Sunday, July 7, 2013

34. The Mine

By:  John A. Heldt
Rated 4 stars

I enjoy time travel books.  I also enjoy a well written romance novel.  Happily this is both. 

I liked the fact that he only transported his character back to 1941, an era which I am at least familiar with as I was 6 years old in that year.  My memories of what life was like in 1941 are a tad bit fuzzy and are from the pov of a child but there was a good bit that came across as familiar to me. Right off I had a kind of coming back to a familiar place. I realize this makes me a little unique among readers. 

I also liked that the main character did not blunder around but recognized immediately what had happened to him and immediately set about figuring out how to cope with his drastic change of circumstances.

None of the characters are larger than life.  Well maybe Joel was a tad bit too resourceful but he was a man in a very tricky situation so I forgave him.  All of the characters felt real and were likable.  In other words these were all people that you felt could easily been real and furthermore were people I would have liked.  

And lastly I found it refreshing that the author did not introduce a villain to add tension to the story but let the story create it's own tension.  There were a couple of baddies but they were strictly background and only served to set the story in motion and then they faded away.

Publishers Description:

In 2000, Joel Smith is a cocky, adventurous young man who sees the world as his playground.

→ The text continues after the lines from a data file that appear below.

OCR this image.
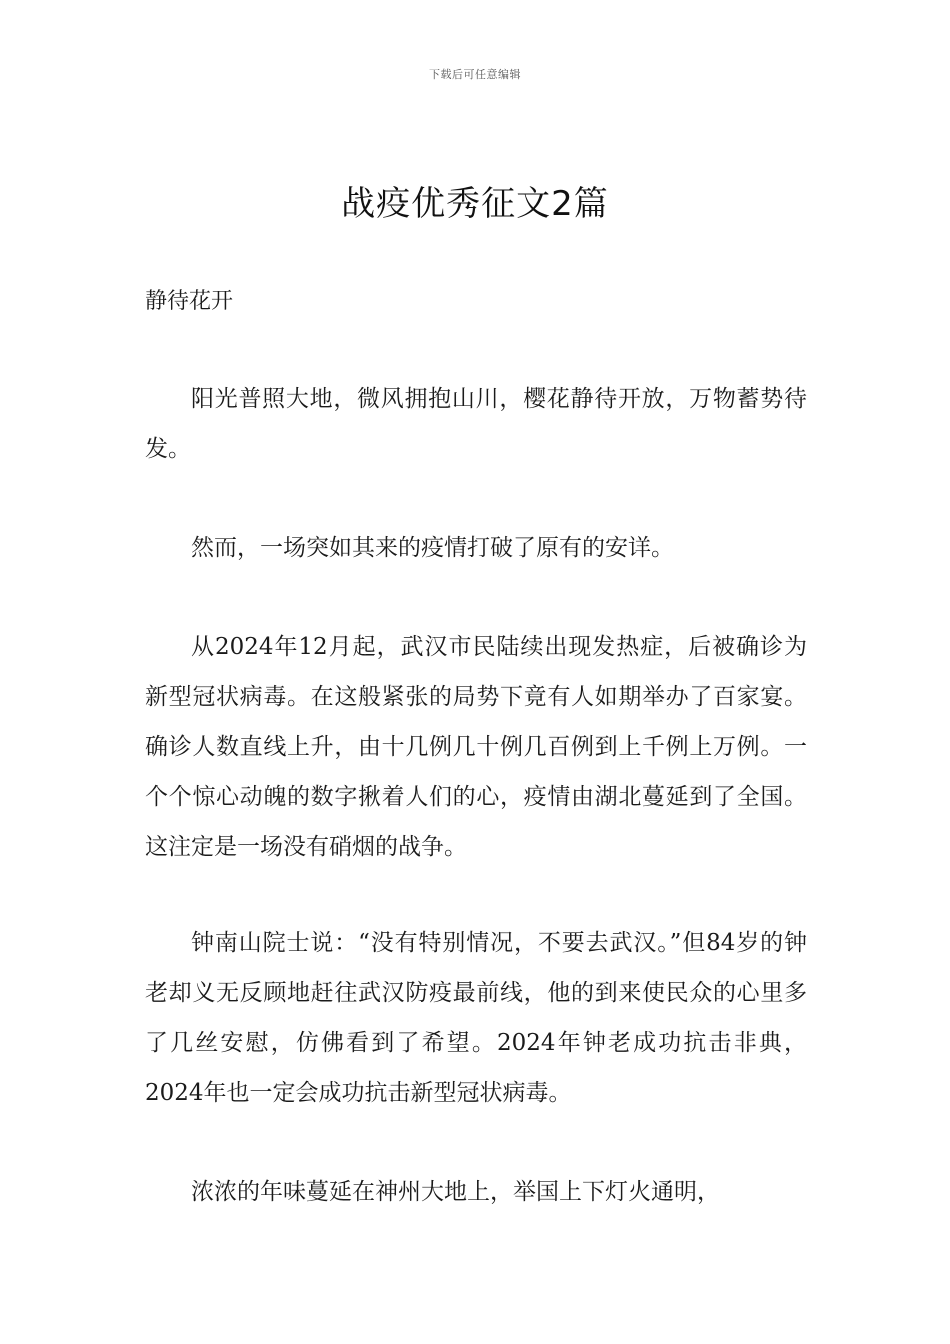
下载后可任意编辑
战疫优秀征文2篇
静待花开

阳光普照大地，微风拥抱山川，樱花静待开放，万物蓄势待发。

然而，一场突如其来的疫情打破了原有的安详。

从2024年12月起，武汉市民陆续出现发热症，后被确诊为新型冠状病毒。在这般紧张的局势下竟有人如期举办了百家宴。确诊人数直线上升，由十几例几十例几百例到上千例上万例。一个个惊心动魄的数字揪着人们的心，疫情由湖北蔓延到了全国。这注定是一场没有硝烟的战争。

钟南山院士说：“没有特别情况，不要去武汉。”但84岁的钟老却义无反顾地赶往武汉防疫最前线，他的到来使民众的心里多了几丝安慰，仿佛看到了希望。2024年钟老成功抗击非典，2024年也一定会成功抗击新型冠状病毒。

浓浓的年味蔓延在神州大地上，举国上下灯火通明，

But when the college senior, days from graduation, enters an abandoned Montana mine, he discovers the price of reckless curiosity. He emerges in May 1941 with a cell phone he can't use, money he can't spend, and little but his wits to guide his way. Stuck in the age of Whirlaway, swing dancing, and a peacetime draft, Joel begins a new life as the nation drifts toward war. With the help of his 21-year-old trailblazing grandmother and her friends, he finds his place in a world he knew only from movies and books. But when an opportunity comes to return to the present, Joel must decide whether to leave his new love in the past or choose a course that will alter their lives forever. THE MINE follows a humbled man through a critical time in history as he adjusts to new surroundings and wrestles with the knowledge of things to come.

Friday, July 5, 2013

33. Where She Went

By:  Gayle Foreman
Rated 3 srars

I purchased this audiobook the minute I saw it was out and available on audio. It is a sequel to "If I Stay" and I am sorry to have to say that I was disappointed with it.  I loved "If I Stay" but this one just didn't have the charm and poignancy the first book had.  It felt flat - especially when compared to it predecessor.  Still I'm glad I bought it because I really wanted to know "Where She Went."

 Publisher's Summary:

 It's been three years since the devastating accident... three years since Mia walked out of Adam's life forever. Now living on opposite coasts, Mia is Juilliard's rising star and Adam is L.A. tabloid fodder, thanks to his new rock-star status and celebrity girlfriend. When Adam gets stuck in New York by himself, chance brings the couple together again, for one last night. As they explore the city that has become Mia's home, Adam and Mia revisit the past and open their hearts to the future - and each other Told from Adam's point of view in the spare, lyrical prose that defined If I StayWhere She Went explores the devastation of grief, the promise of new hope, and the flame of rekindled romance.

Wednesday, July 3, 2013

32. Shadows of the Titanic

The Extraordinary Stories of those Who Survived

By"  Andrew Wilson
Rated 2 Stars
Audio Book

The book is a non-fictional account of the lives of a selected group of the survivors.  All of them very deeply effected by the experience, some of them so much that it changed the entire course of their lives.  A few were unable to cope and committed suicide. Some of them did not leave notes.  The author described the dying thoughts and actions of several people as if he had been there and was privy to their last thoughts.  This really bothered me.  It bothered me a lot.  I felt like the author was being disrespectful  to the people he was writing about.  These were real people!  He didn't even write any kind of disclaimer that explained why he decided he had the right to co-opt their last minutes. And then as a result of that I had another issue.   How much credence can you give to anything in the book once you feel the author did at least part of his research in thin air.

I did finish this book and had it not been for that I would have rated it at least four stars. It was well written and the subject of the book was interesting to me.  I just couldn't get past that author presumed to write about dying peoples last thoughts and actions in a way that he could not possibly have known about.